Last week we checked in on the starting pitchers we're likely to see in a White Sox uniform soon. Let's now take a look at the top starter prospects that we're not likely to see until 2014 at the earliest.
Scott Snodgress was drafted at the same time as Erik Johnson and is at the same minor league level as him but Snodgress is on a slightly slower track to the majors. The big left-hander has a lot more work to do on his secondary pitches and the results show it. His strikeout percentage is way down to 12.6% from 21.5% a year ago, with part of that being the result of purposefully throwing his lesser pitches. The 23 year-old has plenty of time to get the necessary reps to see if he has the pitches to continue as a starter. 9 GS, 53.1 IP, 54 H, 20 BB, 28 K.
Myles Jaye already earned a promotion to High-A and, in his two starts, picked up right where he left off with Kannapolis. So far, the 21 year-old righty has kept his strikeouts and walks about where they were in Low-A. Overall in 2013, he's striking out 22.3% of hitters (17.3% swinging, 5% looking) and walking 10%. He's got good swing-and-miss stuff but he'll need to drop those walks a bit. 9 GS, 53 IP, 45 H, 22 BB, 49 K.
The White Sox elected to jump Chris Beck from Rookie Ball right to High-A in 2013 and the results have been predictable. While the 22 year-old hasn't been hit around like he was in the Pioneer League, the righty's strikeout percentage has basically been cut in half from 20.6% down to 10.6% and his walk percentage has ticked up to just over 9%. His saving grace has been his ability to induce groundballs, as his 55% GB rate has led to just a .242 BABIP. 9 GS, 51 IP, 45 H, 20 BB, 23 K.

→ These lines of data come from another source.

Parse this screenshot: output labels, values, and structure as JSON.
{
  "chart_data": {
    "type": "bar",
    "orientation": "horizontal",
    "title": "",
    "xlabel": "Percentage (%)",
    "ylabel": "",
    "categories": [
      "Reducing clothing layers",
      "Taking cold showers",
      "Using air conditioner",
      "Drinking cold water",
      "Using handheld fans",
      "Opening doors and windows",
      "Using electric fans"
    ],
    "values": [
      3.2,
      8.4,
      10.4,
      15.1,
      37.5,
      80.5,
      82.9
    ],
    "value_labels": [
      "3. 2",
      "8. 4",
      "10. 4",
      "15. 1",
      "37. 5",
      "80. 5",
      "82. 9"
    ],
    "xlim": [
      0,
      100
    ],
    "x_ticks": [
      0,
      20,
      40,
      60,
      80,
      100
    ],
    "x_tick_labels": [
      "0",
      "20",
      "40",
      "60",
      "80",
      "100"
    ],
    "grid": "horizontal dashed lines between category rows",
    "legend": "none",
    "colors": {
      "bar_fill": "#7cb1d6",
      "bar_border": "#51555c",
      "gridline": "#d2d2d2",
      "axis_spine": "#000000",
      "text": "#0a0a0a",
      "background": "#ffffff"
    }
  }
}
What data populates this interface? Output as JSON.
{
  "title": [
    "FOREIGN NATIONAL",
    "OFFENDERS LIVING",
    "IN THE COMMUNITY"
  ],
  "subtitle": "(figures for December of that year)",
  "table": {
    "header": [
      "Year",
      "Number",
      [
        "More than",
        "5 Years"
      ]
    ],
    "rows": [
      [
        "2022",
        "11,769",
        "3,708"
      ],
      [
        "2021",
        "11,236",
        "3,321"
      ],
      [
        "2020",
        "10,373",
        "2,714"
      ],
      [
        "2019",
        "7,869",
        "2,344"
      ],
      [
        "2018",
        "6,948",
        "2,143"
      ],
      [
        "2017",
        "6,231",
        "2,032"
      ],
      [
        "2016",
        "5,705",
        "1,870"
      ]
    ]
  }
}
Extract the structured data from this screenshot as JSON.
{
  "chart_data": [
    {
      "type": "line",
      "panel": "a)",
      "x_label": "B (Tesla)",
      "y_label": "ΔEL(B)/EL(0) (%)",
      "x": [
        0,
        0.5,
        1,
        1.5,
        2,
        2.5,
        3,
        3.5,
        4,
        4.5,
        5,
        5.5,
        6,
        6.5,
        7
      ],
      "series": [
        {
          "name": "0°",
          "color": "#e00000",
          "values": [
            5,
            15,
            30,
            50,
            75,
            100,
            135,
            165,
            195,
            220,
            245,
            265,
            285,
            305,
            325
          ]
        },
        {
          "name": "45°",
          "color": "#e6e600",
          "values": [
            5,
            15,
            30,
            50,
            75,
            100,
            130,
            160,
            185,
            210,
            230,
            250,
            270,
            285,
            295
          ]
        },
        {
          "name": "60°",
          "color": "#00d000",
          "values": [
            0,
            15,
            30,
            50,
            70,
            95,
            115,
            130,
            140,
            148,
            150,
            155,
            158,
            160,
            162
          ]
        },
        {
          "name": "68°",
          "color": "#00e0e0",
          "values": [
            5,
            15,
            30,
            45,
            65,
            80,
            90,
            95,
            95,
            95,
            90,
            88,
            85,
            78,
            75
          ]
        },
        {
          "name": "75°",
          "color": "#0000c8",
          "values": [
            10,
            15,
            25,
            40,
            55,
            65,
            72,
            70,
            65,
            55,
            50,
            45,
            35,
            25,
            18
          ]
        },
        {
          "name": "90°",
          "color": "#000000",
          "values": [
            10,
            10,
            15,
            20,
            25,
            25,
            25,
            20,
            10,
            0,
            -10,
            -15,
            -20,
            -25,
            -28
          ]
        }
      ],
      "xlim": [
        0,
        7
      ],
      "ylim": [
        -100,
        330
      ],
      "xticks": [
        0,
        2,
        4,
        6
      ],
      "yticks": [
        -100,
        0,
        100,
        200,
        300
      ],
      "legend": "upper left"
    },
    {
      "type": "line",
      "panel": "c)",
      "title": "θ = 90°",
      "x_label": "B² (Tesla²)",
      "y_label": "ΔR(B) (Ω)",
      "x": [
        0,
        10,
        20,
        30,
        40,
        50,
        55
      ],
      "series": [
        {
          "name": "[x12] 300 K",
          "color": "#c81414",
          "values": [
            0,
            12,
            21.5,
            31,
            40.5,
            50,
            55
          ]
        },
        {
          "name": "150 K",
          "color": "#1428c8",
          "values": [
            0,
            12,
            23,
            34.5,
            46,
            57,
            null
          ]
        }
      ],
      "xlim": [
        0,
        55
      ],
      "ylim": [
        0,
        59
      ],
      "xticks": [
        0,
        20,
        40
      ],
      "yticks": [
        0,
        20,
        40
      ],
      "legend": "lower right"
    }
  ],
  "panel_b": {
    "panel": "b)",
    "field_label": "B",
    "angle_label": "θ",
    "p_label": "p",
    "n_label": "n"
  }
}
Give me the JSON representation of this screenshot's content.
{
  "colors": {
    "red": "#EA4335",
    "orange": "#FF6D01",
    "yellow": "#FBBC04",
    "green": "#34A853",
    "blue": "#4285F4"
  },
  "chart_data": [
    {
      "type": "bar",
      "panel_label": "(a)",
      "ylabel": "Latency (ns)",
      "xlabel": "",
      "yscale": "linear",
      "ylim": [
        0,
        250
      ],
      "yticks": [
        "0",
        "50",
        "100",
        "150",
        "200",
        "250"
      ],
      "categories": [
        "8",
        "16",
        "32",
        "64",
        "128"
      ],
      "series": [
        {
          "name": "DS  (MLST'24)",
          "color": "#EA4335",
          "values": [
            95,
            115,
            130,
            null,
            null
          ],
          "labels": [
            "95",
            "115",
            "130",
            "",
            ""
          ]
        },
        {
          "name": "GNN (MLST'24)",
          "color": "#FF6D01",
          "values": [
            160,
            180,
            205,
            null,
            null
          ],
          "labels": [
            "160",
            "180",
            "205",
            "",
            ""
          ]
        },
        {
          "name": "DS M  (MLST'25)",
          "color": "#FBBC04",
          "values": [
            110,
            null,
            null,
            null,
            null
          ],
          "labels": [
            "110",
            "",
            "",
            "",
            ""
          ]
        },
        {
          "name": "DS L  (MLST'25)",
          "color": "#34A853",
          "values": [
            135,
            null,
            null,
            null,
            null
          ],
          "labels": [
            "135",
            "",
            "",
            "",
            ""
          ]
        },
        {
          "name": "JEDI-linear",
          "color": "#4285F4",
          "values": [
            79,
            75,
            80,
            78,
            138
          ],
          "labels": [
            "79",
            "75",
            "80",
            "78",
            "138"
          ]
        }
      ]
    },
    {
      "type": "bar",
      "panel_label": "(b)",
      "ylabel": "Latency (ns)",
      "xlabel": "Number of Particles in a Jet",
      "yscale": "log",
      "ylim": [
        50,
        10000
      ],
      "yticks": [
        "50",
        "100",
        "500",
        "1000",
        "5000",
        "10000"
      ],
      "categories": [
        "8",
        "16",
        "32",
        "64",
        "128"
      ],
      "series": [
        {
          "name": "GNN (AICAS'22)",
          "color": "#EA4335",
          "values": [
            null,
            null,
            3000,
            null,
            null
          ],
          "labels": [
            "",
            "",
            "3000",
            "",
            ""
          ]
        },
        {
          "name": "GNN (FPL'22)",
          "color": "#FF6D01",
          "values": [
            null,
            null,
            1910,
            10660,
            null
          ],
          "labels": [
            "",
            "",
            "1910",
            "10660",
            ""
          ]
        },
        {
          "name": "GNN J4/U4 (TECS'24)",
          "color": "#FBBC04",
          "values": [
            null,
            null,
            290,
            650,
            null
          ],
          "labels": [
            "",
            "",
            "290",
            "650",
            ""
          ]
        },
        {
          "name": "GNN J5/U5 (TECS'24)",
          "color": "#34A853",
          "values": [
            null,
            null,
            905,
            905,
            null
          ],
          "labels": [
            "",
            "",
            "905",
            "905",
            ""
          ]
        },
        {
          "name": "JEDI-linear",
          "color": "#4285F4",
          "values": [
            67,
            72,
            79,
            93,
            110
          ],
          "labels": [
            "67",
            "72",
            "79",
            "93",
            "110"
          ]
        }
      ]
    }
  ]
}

Josh Phegley: .321/.386/.628.
Micah Johnson continues to steal with impunity: 44 swipes in 55 tries. The left-handed hitting second baseman's walk rate has taken a slight dip from last season but his strikeout rate is also down from 22.3% to 17.9%. The 22 year-old, however, continues to be rough in the field, committing his 13th error last night. He need to be aware of his limitations in the field and not try to make plays that aren't there.
Trayce Thompson: .235/.365/.389. The power dip is troubling but is outweighed by his drastic cut in strikeouts (21%, down from over 28% the past two seasons) and a decent increase in walks to 14.4%.